When I came downstairs this morning, there was a squirrel wrapped around the bird feeder, trying to figure out how to get to the precious sunflower seeds within. The spring-loaded feeder was doing a good job of protecting its contents, the weight of the squirrel having caused its outer sleeve to drop and close the openings. I raised the window over the kitchen sink and shooed him away, but the sleeve didn’t pop back up. Closer inspection revealed the squirrel’s determined efforts had unhooked one of the springs. I was NOT happy since this had happened once before and I remembered all-too-well how difficult it had been to reattach since the outer sleeve covered the hole where the hook resided when the spring was attached. Furthermore, I knew my feathered friends would soon be arriving for breakfast and I didn’t want them to be disappointed to find their source of food unavailable.
I brought the feeder inside and began to work, discouraged that my initial efforts to reattach the spring proved unsuccessful. As I tugged and fumbled with the hook, I prayed, “Please, Lord, help me fix this! It’s so hard. The birds count on me to feed them. I don’t want them to go hungry.” And then I saw the obvious solution which I’d completely overlooked when the spring was unhooked months ago and again this morning: the hook at the other end of the spring was exposed. All I had to do was unhook it, reattach the one at the end that was covered when the outer sleeve was raised and then reattach the hook at the lower end! Within minutes I’d refilled the once-again-fully-functioning feeder, returned it to its hanger on the deck and watched happily as the birds came for their morning meal.

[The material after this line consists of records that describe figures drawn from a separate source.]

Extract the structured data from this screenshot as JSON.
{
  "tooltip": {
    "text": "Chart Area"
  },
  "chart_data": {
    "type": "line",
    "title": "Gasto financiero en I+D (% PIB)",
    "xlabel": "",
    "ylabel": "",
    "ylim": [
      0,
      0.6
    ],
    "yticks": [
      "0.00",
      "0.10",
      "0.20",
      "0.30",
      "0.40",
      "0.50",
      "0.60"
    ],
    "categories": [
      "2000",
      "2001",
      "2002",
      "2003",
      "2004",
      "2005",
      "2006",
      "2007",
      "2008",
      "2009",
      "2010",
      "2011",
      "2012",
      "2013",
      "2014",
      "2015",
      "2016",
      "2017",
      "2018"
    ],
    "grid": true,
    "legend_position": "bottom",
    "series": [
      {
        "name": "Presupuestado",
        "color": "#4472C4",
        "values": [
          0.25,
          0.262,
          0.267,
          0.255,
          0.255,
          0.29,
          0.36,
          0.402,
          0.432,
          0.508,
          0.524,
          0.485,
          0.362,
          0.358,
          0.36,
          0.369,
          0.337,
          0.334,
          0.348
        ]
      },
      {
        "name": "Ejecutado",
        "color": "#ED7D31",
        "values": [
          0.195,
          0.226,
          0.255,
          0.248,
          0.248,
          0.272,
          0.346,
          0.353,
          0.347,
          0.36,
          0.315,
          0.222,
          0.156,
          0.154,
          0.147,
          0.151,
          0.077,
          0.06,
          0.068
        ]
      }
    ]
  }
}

As I turned to making my own breakfast it hit me: Too many times when faced with a challenge or a problem to solve I launch into self-initiated, self-sustained efforts that often prove frustrating and futile. Yet I have a Father who’s told me to ask when I lack wisdom, when I don’t know which way to go or what the best course of action is. He’s shown me time and again that his promise to instruct me and teach me, to counsel and watch over me is trustworthy.
More and more, may we begin by coming to the One who tells us to ask . . . taking time to be still before Him instead of heading off on our own . . . confident in the assurance that He always hears us and will lead us in the way everlasting.